After the financial crisis of the late 1997, the Korean government took a series of structural reform measures to improve the standards of financial system and to enhance the securities market. One major change was to enact the Securities related Class Actions Act that efficiently seeks a relief for collective injuries caused in the course of trading securities and ultimately to enhance the operational transparency of companies in Korea. Even thought this Act was in effective in 2005, the Act appled to some size of companies’ claim for compensation of loss incurred from the first activity after Jan. 2007.
Historically said that securities class action system was made and developed under the American economic circumstance which is the representative model of the formal capitalism. So Korea is the unique country which introduced the securities class action system to its own financial market among the OECD member countries excluding the U.S. and Canada. In that the Korean government should be very serious and studied many aspects of securities class action in order to make the system of the securities class action just fit to the Korean financial market.
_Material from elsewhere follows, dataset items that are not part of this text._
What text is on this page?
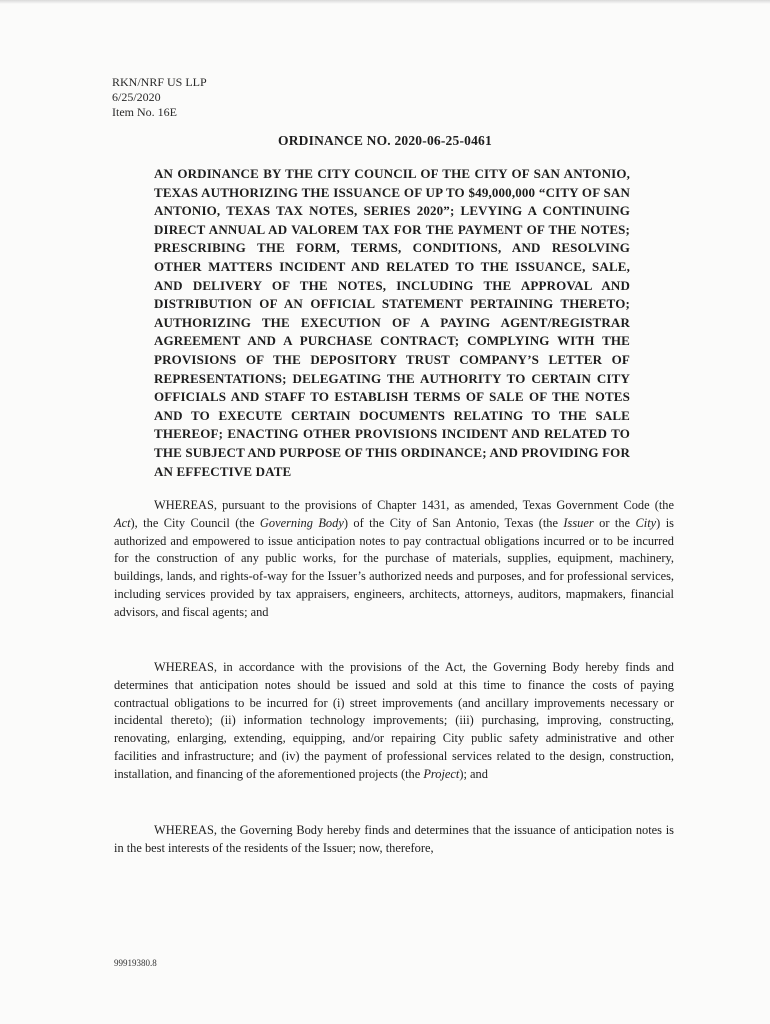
RKN/NRF US LLP
6/25/2020
Item No. 16E
ORDINANCE NO. 2020-06-25-0461
AN ORDINANCE BY THE CITY COUNCIL OF THE CITY OF SAN ANTONIO, TEXAS AUTHORIZING THE ISSUANCE OF UP TO $49,000,000 “CITY OF SAN ANTONIO, TEXAS TAX NOTES, SERIES 2020”; LEVYING A CONTINUING DIRECT ANNUAL AD VALOREM TAX FOR THE PAYMENT OF THE NOTES; PRESCRIBING THE FORM, TERMS, CONDITIONS, AND RESOLVING OTHER MATTERS INCIDENT AND RELATED TO THE ISSUANCE, SALE, AND DELIVERY OF THE NOTES, INCLUDING THE APPROVAL AND DISTRIBUTION OF AN OFFICIAL STATEMENT PERTAINING THERETO; AUTHORIZING THE EXECUTION OF A PAYING AGENT/REGISTRAR AGREEMENT AND A PURCHASE CONTRACT; COMPLYING WITH THE PROVISIONS OF THE DEPOSITORY TRUST COMPANY’S LETTER OF REPRESENTATIONS; DELEGATING THE AUTHORITY TO CERTAIN CITY OFFICIALS AND STAFF TO ESTABLISH TERMS OF SALE OF THE NOTES AND TO EXECUTE CERTAIN DOCUMENTS RELATING TO THE SALE THEREOF; ENACTING OTHER PROVISIONS INCIDENT AND RELATED TO THE SUBJECT AND PURPOSE OF THIS ORDINANCE; AND PROVIDING FOR AN EFFECTIVE DATE
WHEREAS, pursuant to the provisions of Chapter 1431, as amended, Texas Government Code (the Act), the City Council (the Governing Body) of the City of San Antonio, Texas (the Issuer or the City) is authorized and empowered to issue anticipation notes to pay contractual obligations incurred or to be incurred for the construction of any public works, for the purchase of materials, supplies, equipment, machinery, buildings, lands, and rights-of-way for the Issuer’s authorized needs and purposes, and for professional services, including services provided by tax appraisers, engineers, architects, attorneys, auditors, mapmakers, financial advisors, and fiscal agents; and
WHEREAS, in accordance with the provisions of the Act, the Governing Body hereby finds and determines that anticipation notes should be issued and sold at this time to finance the costs of paying contractual obligations to be incurred for (i) street improvements (and ancillary improvements necessary or incidental thereto); (ii) information technology improvements; (iii) purchasing, improving, constructing, renovating, enlarging, extending, equipping, and/or repairing City public safety administrative and other facilities and infrastructure; and (iv) the payment of professional services related to the design, construction, installation, and financing of the aforementioned projects (the Project); and
WHEREAS, the Governing Body hereby finds and determines that the issuance of anticipation notes is in the best interests of the residents of the Issuer; now, therefore,
99919380.8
This Article is basically to examine the securities class action in the U.S. focused on the Federal Civil Procedure Rule, Private Securities Litigation Reform Act, Securities Litigation Uniform Standards Act, Securities Litigation Uniform Standard Act, Sabanes-Oxley Act, and Class Action Fairness Act. Also the Article studies the current trend of securities class action in the U.S. in order to compare it to that in the Korean financial Market. The Article finally tries to suggest the
betterment of the Securities Related Class Action Act in Korea.